Two recent pieces on the state of marriage offer an intriguing other suggestion: Changing the narrative to reflect that marriage is hard, and great marriages are rare, and to alter the wedding vows accordingly. Less “I promise to love you forever” and more “I promise to love you as long as you don’t fall in love with my best friend.” (No, this isn’t another “Shadow Wedding.”)
In a piece over at Quartz exploring this idea, Danielle Teller acknowledges the problem: We marry for love now, but our social narratives have simply not caught up. We still feed children stories of happily ever after, and many of us believe them, too, but we all know married couples who aren’t happy, and what is to be done? Teller asks:
How should we, as a society, react to married people who feel that they have not found happily-ever-after? We could stick with our original narrative and tell them, “That’s a bummer that you haven’t found your true love yet. You should try again.” That would lead to a lot more divorces, however, and we don’t like divorces.
She concludes that while it isn’t exactly the cheeriest notion to slap on a wedding invite, something like this might be a better societal message about marriage:
The painful truth is that really great marriages exist, but they are rare. What we as a society should probably be telling married people is, “If you have love, passion, companionship and equality in your marriage, you are wealthy beyond words. If you don’t, you have two choices. You can decide that your marriage is the best you’re going to get and try to be content. Alternatively, you can leave your marriage to play the lottery of finding that perfect partner, accepting that you are unlikely to win and may have to stay single for the rest of your life.”
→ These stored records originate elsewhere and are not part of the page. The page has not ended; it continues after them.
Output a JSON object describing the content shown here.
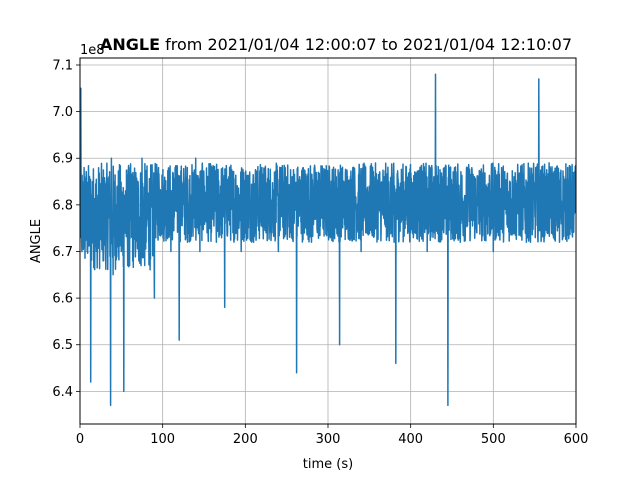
{
  "chart_data": {
    "type": "line",
    "title_bold": "ANGLE",
    "title_rest": " from 2021/01/04 12:00:07 to 2021/01/04 12:10:07",
    "xlabel": "time (s)",
    "ylabel": "ANGLE",
    "y_offset_label": "1e8",
    "xlim": [
      0,
      600
    ],
    "ylim": [
      6.33,
      7.115
    ],
    "x_ticks": [
      0,
      100,
      200,
      300,
      400,
      500,
      600
    ],
    "x_tick_labels": [
      "0",
      "100",
      "200",
      "300",
      "400",
      "500",
      "600"
    ],
    "y_ticks": [
      6.4,
      6.5,
      6.6,
      6.7,
      6.8,
      6.9,
      7.0,
      7.1
    ],
    "y_tick_labels": [
      "6.4",
      "6.5",
      "6.6",
      "6.7",
      "6.8",
      "6.9",
      "7.0",
      "7.1"
    ],
    "grid": true,
    "line_color": "#1f77b4",
    "series": [
      {
        "x": [
          0,
          1,
          2,
          5,
          9,
          12,
          13,
          15,
          20,
          25,
          30,
          35,
          37,
          38,
          40,
          45,
          50,
          53,
          55,
          60,
          65,
          70,
          75,
          80,
          85,
          90,
          95,
          100,
          105,
          110,
          115,
          120,
          125,
          130,
          135,
          140,
          145,
          150,
          155,
          160,
          165,
          170,
          175,
          180,
          185,
          190,
          195,
          200,
          210,
          220,
          225,
          230,
          240,
          250,
          255,
          260,
          262,
          270,
          280,
          290,
          300,
          310,
          314,
          320,
          325,
          330,
          340,
          350,
          360,
          370,
          380,
          382,
          390,
          400,
          410,
          420,
          428,
          430,
          440,
          445,
          450,
          460,
          470,
          480,
          490,
          500,
          510,
          520,
          530,
          540,
          550,
          555,
          560,
          570,
          580,
          590,
          600
        ],
        "y": [
          6.8,
          7.05,
          6.72,
          6.88,
          6.75,
          6.82,
          6.42,
          6.85,
          6.7,
          6.82,
          6.72,
          6.86,
          6.37,
          6.9,
          6.65,
          6.84,
          6.7,
          6.4,
          6.83,
          6.67,
          6.86,
          6.75,
          6.9,
          6.72,
          6.82,
          6.6,
          6.88,
          6.74,
          6.83,
          6.7,
          6.88,
          6.51,
          6.85,
          6.72,
          6.82,
          6.9,
          6.7,
          6.84,
          6.74,
          6.88,
          6.72,
          6.84,
          6.58,
          6.86,
          6.74,
          6.82,
          6.7,
          6.85,
          6.72,
          6.88,
          6.74,
          6.82,
          6.7,
          6.86,
          6.74,
          6.82,
          6.44,
          6.88,
          6.72,
          6.84,
          6.75,
          6.86,
          6.5,
          6.82,
          6.74,
          6.88,
          6.7,
          6.84,
          6.75,
          6.82,
          6.72,
          6.46,
          6.86,
          6.74,
          6.82,
          6.7,
          6.86,
          7.08,
          6.74,
          6.37,
          6.84,
          6.72,
          6.86,
          6.74,
          6.82,
          6.7,
          6.88,
          6.74,
          6.84,
          6.72,
          6.82,
          7.07,
          6.74,
          6.86,
          6.72,
          6.88,
          6.8
        ]
      }
    ]
  }
}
Or a good third option I think would be to fake your own death try to problem-solve your way to a better relationship. But honestly, even the notion of a great marriage is a complex thing. Take Charles and Ray Eames. He was an architect; she was a painter. They were both designers, and artists, and they made that famous chair, and as this documentary explores, they spent their lives working and archiving and building and dreaming and making, and they seemed to not only genuinely enjoy each other’s company, but actually worked, and lived, and breathed, and ate and tirelessly did all the things together. While married! Like, constantly! Later on, he totes cheated on her though. Is that marriage “great” or not? You tell me. Helluva chair, though!
In a separate piece on marriage vows, Teller explores what it would be like for vows to better reflect this complexity:
If the modern wedding contract states or implies undying love, how do we reconcile that with the reality of our relationships? Nobody would ever sign an employment contract that said, “I not only promise never to leave this job, but I promise to be equally enthusiastic about working here for the rest of my life, no matter how this job evolves and no matter how much I change as a person.” Yet this is more or less what most of us do when we get married. We promise that we are going to continue to feel the way we do today in perpetuity, even though experience teaches us that our feelings about most things change over time.
How does one love another forever if they’ve lost that loving feeling? What if, she asks, vows read more like this:
“I, ____________________, do promise to act as though I love you, __________________, for as long as I shall live. I promise not to leave you under any circumstance, no matter how miserable it makes me to stay with you.”